The fourth form of ecology in Žižek’s work suggests that nature is not our or anyone’s home. Instead, nature is a crazy off -the-rails chaos ridden with catastrophic events. This is perhaps the most central form of ecology for Žižek’s oeuvre, and is indebted both to his interest in the radical negativity of Hegel and the primordial abgrund of Schelling. Th is particular position requires a parallax view of nature compared to the other three formalizations offered above. Meteorite impacts, volcanic eruptions, tsunamis, cyclones, tornadoes: this planetary hurly-burly is the ground of nature’s existence and, as Žižek asserts in his interview with VPRO International, our modern world also. The exemplary object for this purview is oil. Unlike some other raw materials, oil reserves are the product of massive ecological disasters where the extinguishment of living matter has been so great that it forms a gradually decaying layer that is covered by aeons of sedimentary deposits. The massive scale of the type of catastrophe required for oil reserves to occur in such vast quantities worldwide is unthinkable or purely abstract knowledge at best. Rather than treating these events as natural disasters, Žižek’s conceptual point is that they come from an original space that troubles the signs, meanings and temporalities of the institutions and everyday life erected upon it. This space is an iteration of what Žižek terms the Real, although here it is a blend of both its Lacanian formulation and the Schellingian abgrund of the drafts of Ages of the World. Nature in this frame is not about a balanced ecology; ecology is dark and chaotic, exposing us to contingencies up to and including its physical laws.

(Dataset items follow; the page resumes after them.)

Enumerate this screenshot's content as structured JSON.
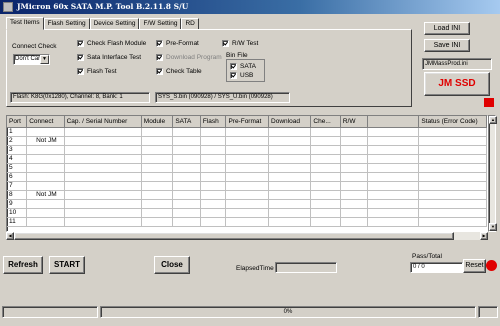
{
  "window": {
    "title": "JMicron 60x SATA M.P. Tool B.2.11.8 S/U"
  },
  "tabs": [
    {
      "label": "Test Items"
    },
    {
      "label": "Flash Setting"
    },
    {
      "label": "Device Setting"
    },
    {
      "label": "F/W Setting"
    },
    {
      "label": "RD"
    }
  ],
  "test_items": {
    "connect_check_label": "Connect Check",
    "connect_check_value": "Don't Care",
    "checks": {
      "check_flash_module": "Check Flash Module",
      "sata_interface_test": "Sata Interface Test",
      "flash_test": "Flash Test",
      "pre_format": "Pre-Format",
      "download_program": "Download Program",
      "check_table": "Check Table",
      "rw_test": "R/W Test"
    },
    "bin_file": {
      "label": "Bin File",
      "sata": "SATA",
      "usb": "USB"
    },
    "flash_info": "Flash: K8G(0x1280), Channel: 8, Bank: 1",
    "sys_info": "SYS_S.bin (090928)  /  SYS_U.bin (090928)"
  },
  "side": {
    "load_ini": "Load INI",
    "save_ini": "Save INI",
    "ini_file": "JMMassProd.ini",
    "brand": "JM SSD",
    "brand_color": "#e00000"
  },
  "table": {
    "columns": [
      "Port",
      "Connect",
      "Cap. / Serial Number",
      "Module",
      "SATA",
      "Flash",
      "Pre-Format",
      "Download",
      "Che...",
      "R/W",
      "",
      "Status (Error Code)"
    ],
    "rows": [
      [
        "1",
        "",
        "",
        "",
        "",
        "",
        "",
        "",
        "",
        "",
        "",
        ""
      ],
      [
        "2",
        "Not JM",
        "",
        "",
        "",
        "",
        "",
        "",
        "",
        "",
        "",
        ""
      ],
      [
        "3",
        "",
        "",
        "",
        "",
        "",
        "",
        "",
        "",
        "",
        "",
        ""
      ],
      [
        "4",
        "",
        "",
        "",
        "",
        "",
        "",
        "",
        "",
        "",
        "",
        ""
      ],
      [
        "5",
        "",
        "",
        "",
        "",
        "",
        "",
        "",
        "",
        "",
        "",
        ""
      ],
      [
        "6",
        "",
        "",
        "",
        "",
        "",
        "",
        "",
        "",
        "",
        "",
        ""
      ],
      [
        "7",
        "",
        "",
        "",
        "",
        "",
        "",
        "",
        "",
        "",
        "",
        ""
      ],
      [
        "8",
        "Not JM",
        "",
        "",
        "",
        "",
        "",
        "",
        "",
        "",
        "",
        ""
      ],
      [
        "9",
        "",
        "",
        "",
        "",
        "",
        "",
        "",
        "",
        "",
        "",
        ""
      ],
      [
        "10",
        "",
        "",
        "",
        "",
        "",
        "",
        "",
        "",
        "",
        "",
        ""
      ],
      [
        "11",
        "",
        "",
        "",
        "",
        "",
        "",
        "",
        "",
        "",
        "",
        ""
      ]
    ]
  },
  "bottom": {
    "refresh": "Refresh",
    "start": "START",
    "close": "Close",
    "elapsed_label": "ElapsedTime",
    "pass_total_label": "Pass/Total",
    "pass_total_value": "0 / 0",
    "reset": "Reset",
    "progress_text": "0%",
    "progress_value": 0
  }
}
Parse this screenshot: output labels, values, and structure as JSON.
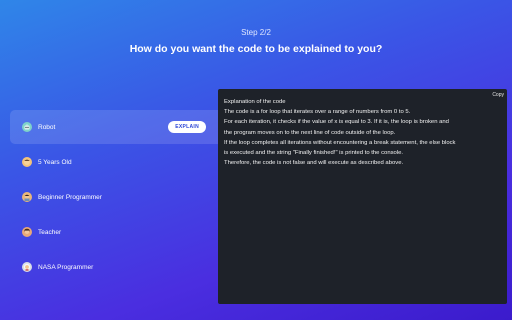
{
  "header": {
    "step": "Step 2/2",
    "question": "How do you want the code to be explained to you?"
  },
  "options": [
    {
      "label": "Robot",
      "icon": "robot-icon",
      "active": true
    },
    {
      "label": "5 Years Old",
      "icon": "child-icon",
      "active": false
    },
    {
      "label": "Beginner Programmer",
      "icon": "beginner-programmer-icon",
      "active": false
    },
    {
      "label": "Teacher",
      "icon": "teacher-icon",
      "active": false
    },
    {
      "label": "NASA Programmer",
      "icon": "astronaut-icon",
      "active": false
    }
  ],
  "explain_button": "EXPLAIN",
  "panel": {
    "copy_label": "Copy",
    "lines": [
      "Explanation of the code",
      "The code is a for loop that iterates over a range of numbers from 0 to 5.",
      "For each iteration, it checks if the value of x is equal to 3. If it is, the loop is broken and",
      "the program moves on to the next line of code outside of the loop.",
      "If the loop completes all iterations without encountering a break statement, the else block",
      "is executed and the string \"Finally finished!\" is printed to the console.",
      "Therefore, the code is not false and will execute as described above."
    ]
  },
  "colors": {
    "background_start": "#2f86e8",
    "background_end": "#3b1bcc",
    "panel": "#1e2229",
    "button_text": "#2b45d6"
  }
}
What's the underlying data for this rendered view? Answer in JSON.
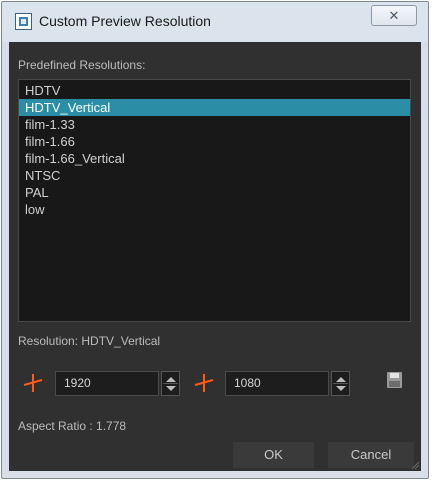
{
  "window": {
    "title": "Custom Preview Resolution",
    "close_label": "✕"
  },
  "predefined": {
    "label": "Predefined Resolutions:",
    "items": [
      "HDTV",
      "HDTV_Vertical",
      "film-1.33",
      "film-1.66",
      "film-1.66_Vertical",
      "NTSC",
      "PAL",
      "low"
    ],
    "selected": "HDTV_Vertical"
  },
  "resolution": {
    "label": "Resolution:",
    "name": "HDTV_Vertical",
    "width": "1920",
    "height": "1080"
  },
  "aspect": {
    "label": "Aspect Ratio :",
    "value": "1.778"
  },
  "buttons": {
    "ok": "OK",
    "cancel": "Cancel"
  },
  "colors": {
    "selection": "#2b8ea6",
    "dimension_icon": "#ff5a1a"
  }
}
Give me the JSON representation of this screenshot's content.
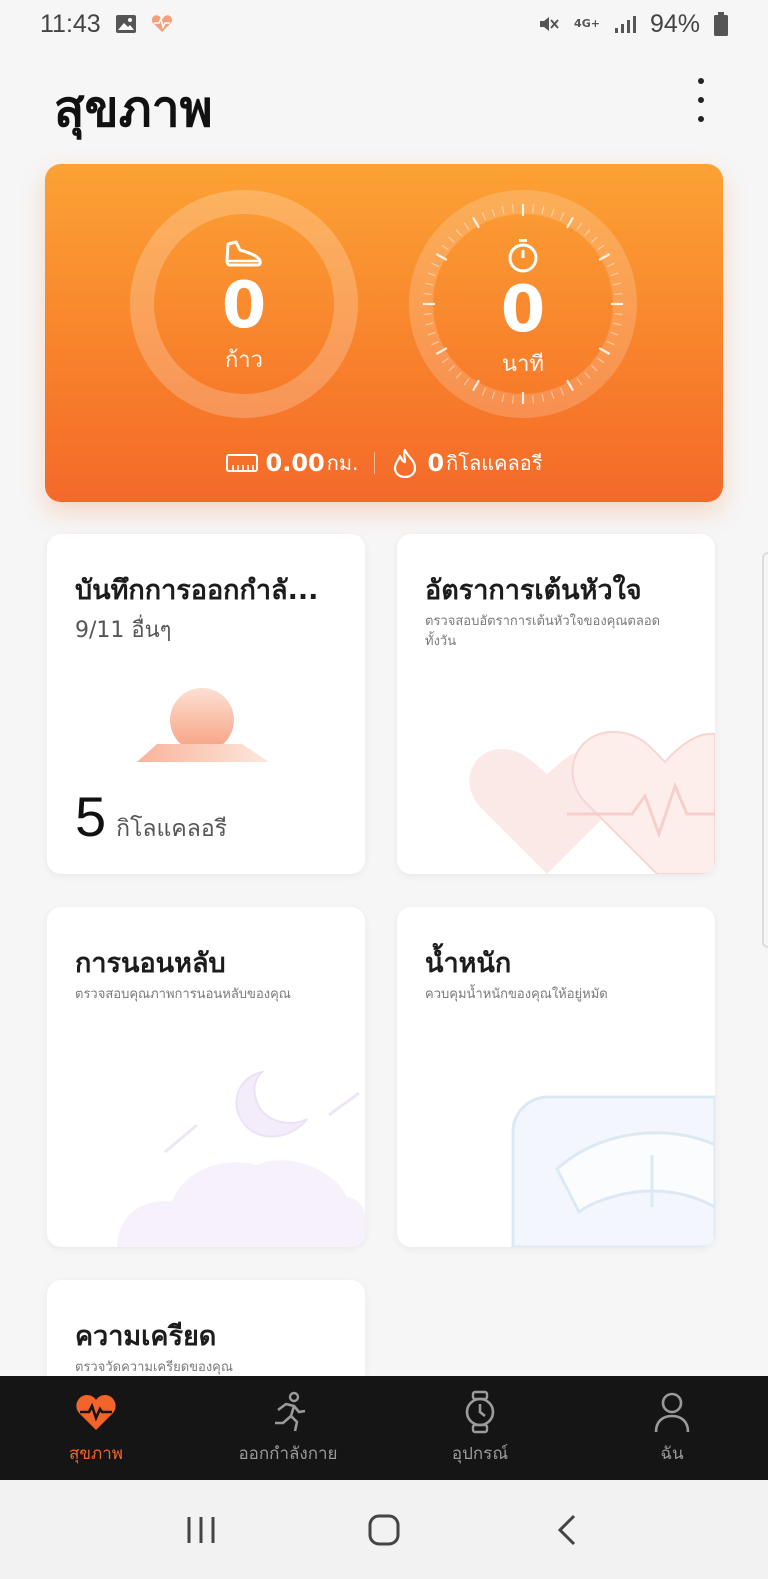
{
  "status_bar": {
    "time": "11:43",
    "network": "4G+",
    "battery": "94%"
  },
  "header": {
    "title": "สุขภาพ"
  },
  "hero": {
    "steps_value": "0",
    "steps_unit": "ก้าว",
    "time_value": "0",
    "time_unit": "นาที",
    "distance_value": "0.00",
    "distance_unit": "กม.",
    "calories_value": "0",
    "calories_unit": "กิโลแคลอรี"
  },
  "cards": {
    "exercise": {
      "title": "บันทึกการออกกำลั...",
      "subtitle": "9/11 อื่นๆ",
      "value": "5",
      "unit": "กิโลแคลอรี"
    },
    "heart_rate": {
      "title": "อัตราการเต้นหัวใจ",
      "subtitle": "ตรวจสอบอัตราการเต้นหัวใจของคุณตลอดทั้งวัน"
    },
    "sleep": {
      "title": "การนอนหลับ",
      "subtitle": "ตรวจสอบคุณภาพการนอนหลับของคุณ"
    },
    "weight": {
      "title": "น้ำหนัก",
      "subtitle": "ควบคุมน้ำหนักของคุณให้อยู่หมัด"
    },
    "stress": {
      "title": "ความเครียด",
      "subtitle": "ตรวจวัดความเครียดของคุณ"
    }
  },
  "bottom_nav": [
    {
      "label": "สุขภาพ",
      "icon": "heart-pulse-icon",
      "active": true
    },
    {
      "label": "ออกกำลังกาย",
      "icon": "runner-icon",
      "active": false
    },
    {
      "label": "อุปกรณ์",
      "icon": "watch-icon",
      "active": false
    },
    {
      "label": "ฉัน",
      "icon": "person-icon",
      "active": false
    }
  ],
  "colors": {
    "accent": "#f3642a",
    "hero_top": "#fca234",
    "hero_bottom": "#f4692a"
  }
}
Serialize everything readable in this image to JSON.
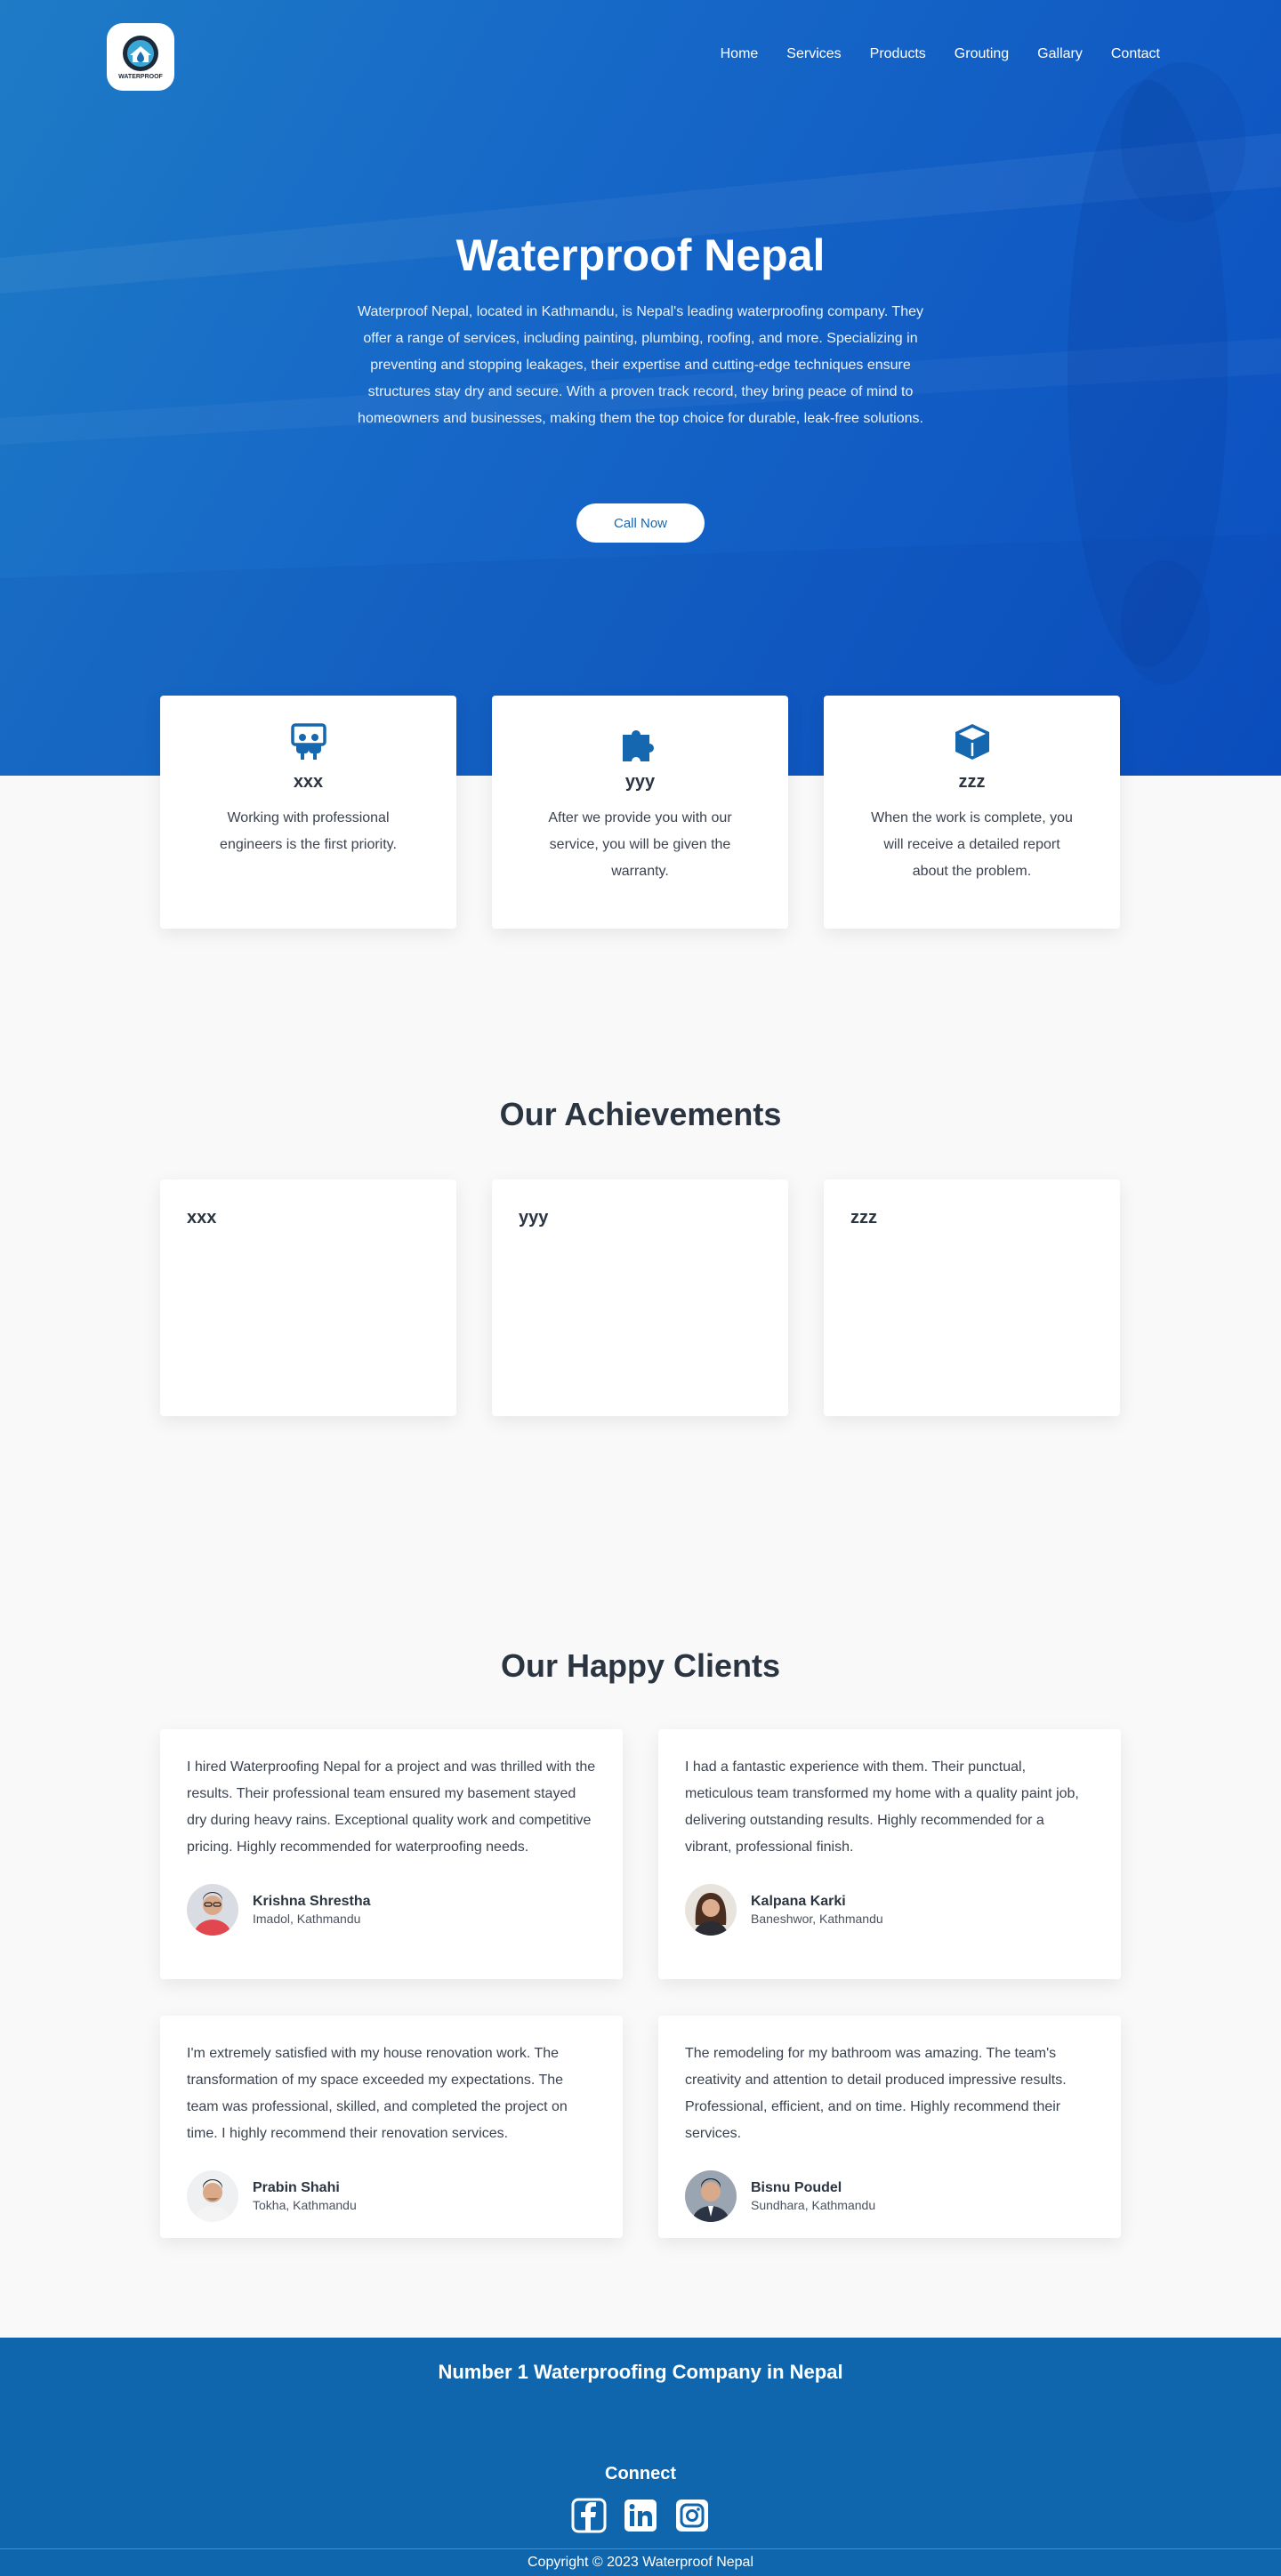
{
  "brand": {
    "logo_text": "WATERPROOF"
  },
  "nav": {
    "items": [
      {
        "label": "Home"
      },
      {
        "label": "Services"
      },
      {
        "label": "Products"
      },
      {
        "label": "Grouting"
      },
      {
        "label": "Gallary"
      },
      {
        "label": "Contact"
      }
    ]
  },
  "hero": {
    "title": "Waterproof Nepal",
    "description": "Waterproof Nepal, located in Kathmandu, is Nepal's leading waterproofing company. They offer a range of services, including painting, plumbing, roofing, and more. Specializing in preventing and stopping leakages, their expertise and cutting-edge techniques ensure structures stay dry and secure. With a proven track record, they bring peace of mind to homeowners and businesses, making them the top choice for durable, leak-free solutions.",
    "cta_label": "Call Now"
  },
  "features": [
    {
      "icon": "users-icon",
      "title": "xxx",
      "text": "Working with professional engineers is the first priority."
    },
    {
      "icon": "puzzle-icon",
      "title": "yyy",
      "text": "After we provide you with our service, you will be given the warranty."
    },
    {
      "icon": "box-icon",
      "title": "zzz",
      "text": "When the work is complete, you will receive a detailed report about the problem."
    }
  ],
  "achievements": {
    "title": "Our Achievements",
    "items": [
      {
        "label": "xxx"
      },
      {
        "label": "yyy"
      },
      {
        "label": "zzz"
      }
    ]
  },
  "clients": {
    "title": "Our Happy Clients",
    "testimonials": [
      {
        "text": "I hired Waterproofing Nepal for a project and was thrilled with the results. Their professional team ensured my basement stayed dry during heavy rains. Exceptional quality work and competitive pricing. Highly recommended for waterproofing needs.",
        "name": "Krishna Shrestha",
        "location": "Imadol, Kathmandu"
      },
      {
        "text": "I had a fantastic experience with them. Their punctual, meticulous team transformed my home with a quality paint job, delivering outstanding results. Highly recommended for a vibrant, professional finish.",
        "name": "Kalpana Karki",
        "location": "Baneshwor, Kathmandu"
      },
      {
        "text": "I'm extremely satisfied with my house renovation work. The transformation of my space exceeded my expectations. The team was professional, skilled, and completed the project on time. I highly recommend their renovation services.",
        "name": "Prabin Shahi",
        "location": "Tokha, Kathmandu"
      },
      {
        "text": "The remodeling for my bathroom was amazing. The team's creativity and attention to detail produced impressive results. Professional, efficient, and on time. Highly recommend their services.",
        "name": "Bisnu Poudel",
        "location": "Sundhara, Kathmandu"
      }
    ]
  },
  "footer": {
    "tagline": "Number 1 Waterproofing Company in Nepal",
    "connect_label": "Connect",
    "socials": [
      {
        "icon": "facebook-icon"
      },
      {
        "icon": "linkedin-icon"
      },
      {
        "icon": "instagram-icon"
      }
    ],
    "copyright": "Copyright © 2023 Waterproof Nepal"
  },
  "colors": {
    "primary": "#1066ad",
    "hero_start": "#1e7bc6",
    "hero_end": "#0b4fc0",
    "text_dark": "#2b3441",
    "page_bg": "#f9f9f9"
  }
}
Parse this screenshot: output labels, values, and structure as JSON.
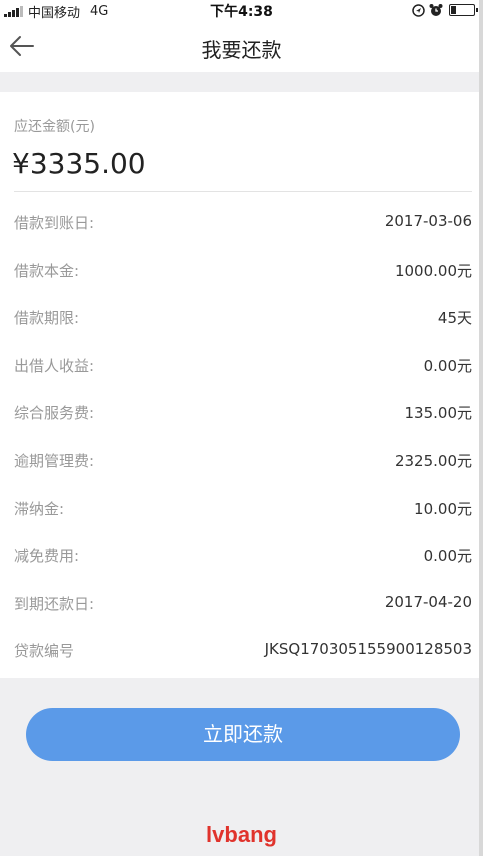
{
  "status_bar": {
    "carrier": "中国移动",
    "network": "4G",
    "time": "下午4:38"
  },
  "header": {
    "title": "我要还款"
  },
  "amount": {
    "label": "应还金额(元)",
    "value": "¥3335.00"
  },
  "details": [
    {
      "label": "借款到账日:",
      "value": "2017-03-06"
    },
    {
      "label": "借款本金:",
      "value": "1000.00元"
    },
    {
      "label": "借款期限:",
      "value": "45天"
    },
    {
      "label": "出借人收益:",
      "value": "0.00元"
    },
    {
      "label": "综合服务费:",
      "value": "135.00元"
    },
    {
      "label": "逾期管理费:",
      "value": "2325.00元"
    },
    {
      "label": "滞纳金:",
      "value": "10.00元"
    },
    {
      "label": "减免费用:",
      "value": "0.00元"
    },
    {
      "label": "到期还款日:",
      "value": "2017-04-20"
    },
    {
      "label": "贷款编号",
      "value": "JKSQ170305155900128503"
    }
  ],
  "actions": {
    "repay_label": "立即还款"
  },
  "watermark": {
    "text": "lvbang"
  },
  "colors": {
    "button": "#5b9ae8",
    "watermark": "#e0332c",
    "background": "#efeff1"
  },
  "icons": {
    "back": "arrow-left-icon",
    "signal": "signal-icon",
    "location": "location-icon",
    "alarm": "alarm-icon",
    "battery": "battery-icon"
  }
}
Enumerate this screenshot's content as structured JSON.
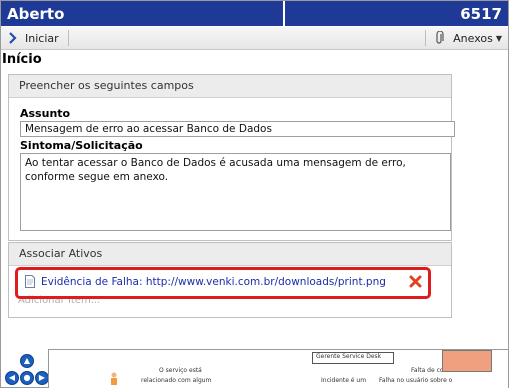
{
  "header": {
    "title": "Aberto",
    "ticket_number": "6517"
  },
  "toolbar": {
    "start_label": "Iniciar",
    "attachments_label": "Anexos"
  },
  "page": {
    "heading": "Início"
  },
  "form_panel": {
    "title": "Preencher os seguintes campos",
    "subject_label": "Assunto",
    "subject_value": "Mensagem de erro ao acessar Banco de Dados",
    "symptom_label": "Sintoma/Solicitação",
    "symptom_value": "Ao tentar acessar o Banco de Dados é acusada uma mensagem de erro, conforme segue em anexo."
  },
  "assets_panel": {
    "title": "Associar Ativos",
    "attachment_link": "Evidência de Falha: http://www.venki.com.br/downloads/print.png",
    "add_item": "Adicionar Item..."
  },
  "bottom_image": {
    "texts": [
      "Gerente Service Desk",
      "O serviço está",
      "relacionado com algum",
      "Falta de conhecimento",
      "Incidente é um",
      "Falha no usuário sobre o"
    ]
  },
  "colors": {
    "header_bg": "#1f3a96",
    "highlight": "#e01b1b",
    "link": "#1a2fa8"
  }
}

In sum, across his many writings and seminars Žižek offers his readers an array of ways to conceive of ecology. The selection above is not exhaustive of the ways we may think ecology through Žižek’s work. However, the selection is indicative of the polymorphous avenues that Žižek’s thought is famous for pursuing. For Žižek’s thought, therefore, ecology may be immanent and totemic, institutional and symbolic, discursive and fantasmatic, or dark and contingent.